PATIALA: New York auction house, Sotheby’s, will auction a historic painting of Maharajah Ranjit Singh on March 18. The French artist, Leopold Massard, in 1830 portrayed Maharaja in watercolors on paper.

According to Sotheby’s catalogue note, the portrait is likely to have been painted during Ranjit Singh's lifetime. It was possibly the study for a lithograph that was widely reproduced in various publications including Bibliotèque Universelle, Voyages en Asie, 1836.

The portrait, signed “L. Massard” on the lower right, is expected to sell for $8,000 to $12,000.

Born in 1780 into a Sikh family of the Sukerchakia misl, Ranjit Singh’s rule stretched from the banks of the Jamuna to the banks of the Khyber, and from Kashmir to Multan. The Sukerchakia Misl was one of 11 Sikh Misls in Punjab during the 18th century. The Sukerchakia last Misldar (commander of the Misl) was Maharaja Ranjit Singh.

The majority of his subjects were Muslim, and they had an intense loyalty towards him and his Sikhs. This was evident when the British Indian Governor-General Lord Auckland asked the foreign minister of the Sikh Empire, Fakir Azizuddin, a Muslim, which of the Maharaja's eyes was missing. He replied: "The Maharaja is like the sun, and sun has only one eye. The splendour and luminosity of his single eye is so much that I have never dared to look at his other eye."

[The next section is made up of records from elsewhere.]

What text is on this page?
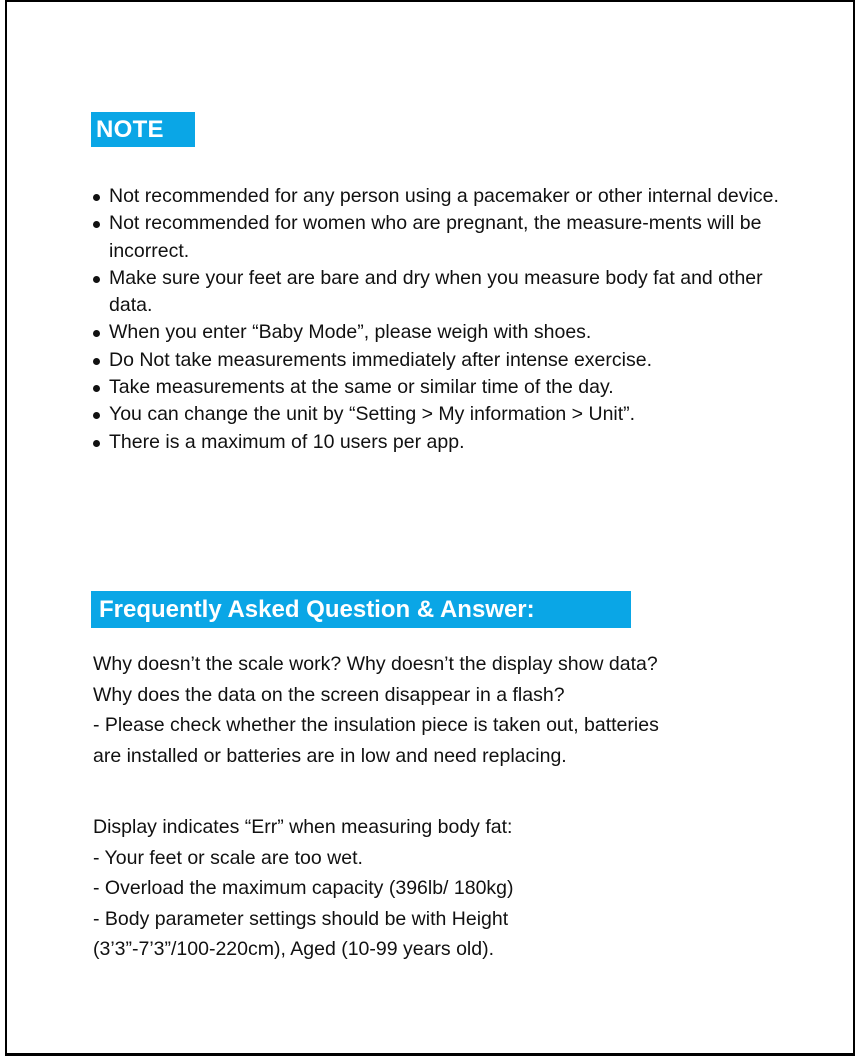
NOTE
Not recommended for any person using a pacemaker or other internal device.
Not recommended for women who are pregnant, the measure-ments will be incorrect.
Make sure your feet are bare and dry when you measure body fat and other data.
When you enter “Baby Mode”, please weigh with shoes.
Do Not take measurements immediately after intense exercise.
Take measurements at the same or similar time of the day.
You can change the unit by “Setting > My information > Unit”.
There is a maximum of 10 users per app.
Frequently Asked Question & Answer:

Why doesn’t the scale work? Why doesn’t the display show data?
Why does the data on the screen disappear in a flash?
- Please check whether the insulation piece is taken out, batteries
are installed or batteries are in low and need replacing.

Display indicates “Err” when measuring body fat:
- Your feet or scale are too wet.
- Overload the maximum capacity (396lb/ 180kg)
- Body parameter settings should be with Height
(3’3”-7’3”/100-220cm), Aged (10-99 years old).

After his death in 1840, the Sikh Empire was divided into small principalities that were ruled by several Sikh jagirdars. This weak arrangement proved a good opportunity for the East India Company of England to put an end to the Sikh stronghold of the Punjab in 1849.

The auction will take place in New York on March 18, under the 'Indian & Southeast Asian Art' sale section.